Saturday, May 25, 2013

Heroin users and the silence of shitting

***This post contains graphic content.***

Taking heroin makes you so constipated, it’s a nightmare…The heroin makes you constipated so you won’t go to the loo for a couple of weeks, two, three weeks. So then I’ll take, not a huge amount [of Epsom salts], but I always end up taking too much, but it does, it clears you out…Being constipated is quite nasty, and I mean horribly, horribly. It’s like bloody coal mining, the agony and the pain. Putting your bloody fingers up your bum to pull out bits of, like, fucking diamonds. It’s not nice, [it] really is not nice.
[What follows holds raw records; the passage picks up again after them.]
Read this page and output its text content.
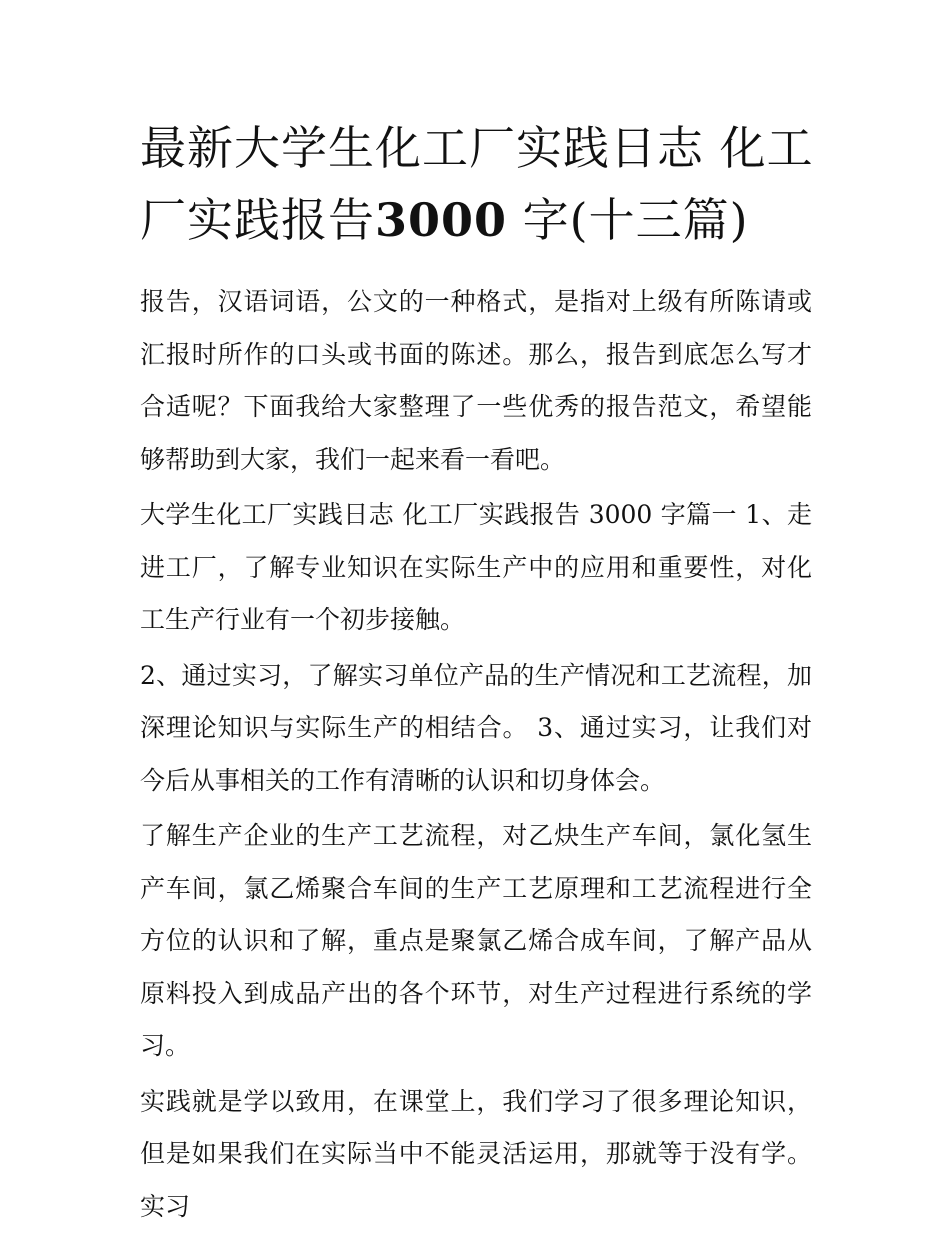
最新大学生化工厂实践日志 化工厂实践报告3000 字(十三篇)

报告，汉语词语，公文的一种格式，是指对上级有所陈请或汇报时所作的口头或书面的陈述。那么，报告到底怎么写才合适呢？下面我给大家整理了一些优秀的报告范文，希望能够帮助到大家，我们一起来看一看吧。

大学生化工厂实践日志 化工厂实践报告 3000 字篇一 1、走进工厂，了解专业知识在实际生产中的应用和重要性，对化工生产行业有一个初步接触。

2、通过实习，了解实习单位产品的生产情况和工艺流程，加深理论知识与实际生产的相结合。 3、通过实习，让我们对今后从事相关的工作有清晰的认识和切身体会。

了解生产企业的生产工艺流程，对乙炔生产车间，氯化氢生产车间，氯乙烯聚合车间的生产工艺原理和工艺流程进行全方位的认识和了解，重点是聚氯乙烯合成车间，了解产品从原料投入到成品产出的各个环节，对生产过程进行系统的学习。

实践就是学以致用，在课堂上，我们学习了很多理论知识，但是如果我们在实际当中不能灵活运用，那就等于没有学。实习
Neil sits at the table in his parents’ kitchen across from the interviewer. A freshly-washed suitcase dries out in the sun. Tomorrow, he’ll be leaving for three months of residential detox and rehabilitation for his heroin habit.

Source


            In the April 2013 issue of Medical Anthropology: Cross-Cultural Studies in Health and Illness, Lucy Pickering, Joanne Neale, and Sarah Nettleton published “Recovering a Fecal Habitus: Analyzing Heroin Users’ Toilet Talk.” As part of their larger work on drug users, they found themselves talking to many of the heroin users about shitting—how agonizingly painful it is. Neil had been asked broadly about the physical effects of heroin, and instead of focusing on oblivion, sores, illness, drowsiness, contentment as many of the other users had done, he had focused on this: the painful betrayal of the body to do a basic function which Neil did not have to even think about before.
            We don’t talk about shitting very much. There is a silence around the topic. Even in Phillipe Bourgois and Jeffrey Schonberg’s book, Righteous Dopefiend, a profoundly beautiful and detailed ethnography about homeless heroin users in San Francisco, constipation caused by heroin use was never mentioned. The literature on shit is pretty sparse in comparison to just about every other topic. We don’t talk about our bodily functions with other people; it’s part of being in society.
When we’re little, we learn how to use the porcelain potty, and then once we have mastered that, we also master the silencing of discussing our bodily functions. This trajectory is a mirror image of the one that has happened in human history. Historically, shitting was a communal act (see Roman public toilets or English peasants). We could talk about it. But as history as progressed, the silence and the taboos around bodily acts—farting, blowing one’s nose, shitting—have increased. Furthermore, it became a function of class. The upper classes did not want to smell like the lower class; by suppressing their bodies, by asserting control over them, they asserted their supremacy. This goes all the way back to the Cartesian mind/body dualism issue—the idea that mind and body are separate. In that frame, mind is usually privileged over the body. Controlling one’s body shows one’s strength of mind.
            In the authors’ narrative about the heroin users, the users were more open about their defecating when their excretory systems began to malfunction from the drugs. (Opioids increase the amount of time stool takes to move through the gastric system by increasing nonpropulsive contractions in the middle of the intestine and decreasing propulsive peristalsis—in other words, they make the muscles that move things through your intestines mess up.) As the drug users became increasingly marginalized in society, they also stopped partaking in the silencing of their body functions.
            More plainly, marginalized people suddenly get to talk about marginalized things. To reverse the equation, people who talk about marginalized things become marginalized. (What would happen if you started talking about shitting all the time? …Exactly.)
            So what if people really need to talk about defecating? If we put so many layers of silence on top of defecation, how can people really get the help they need? This is true not only for heroin users, but what about patients who are using opioid-based medications? The elderly who have problems managing their defecation? It’s embarrassing to talk about. If people feel like they can’t ask for help, when they do, we marginalize already marginalized populations.
            Pickering, Neale, and Nettleton delve into this silence in an academic space with a marginalized, ‘othered’ population. It’s a place to start, but only start. There’s a lot more that needs to be done to eliminate this cultural silence so we can help people better manage their bodies and lives.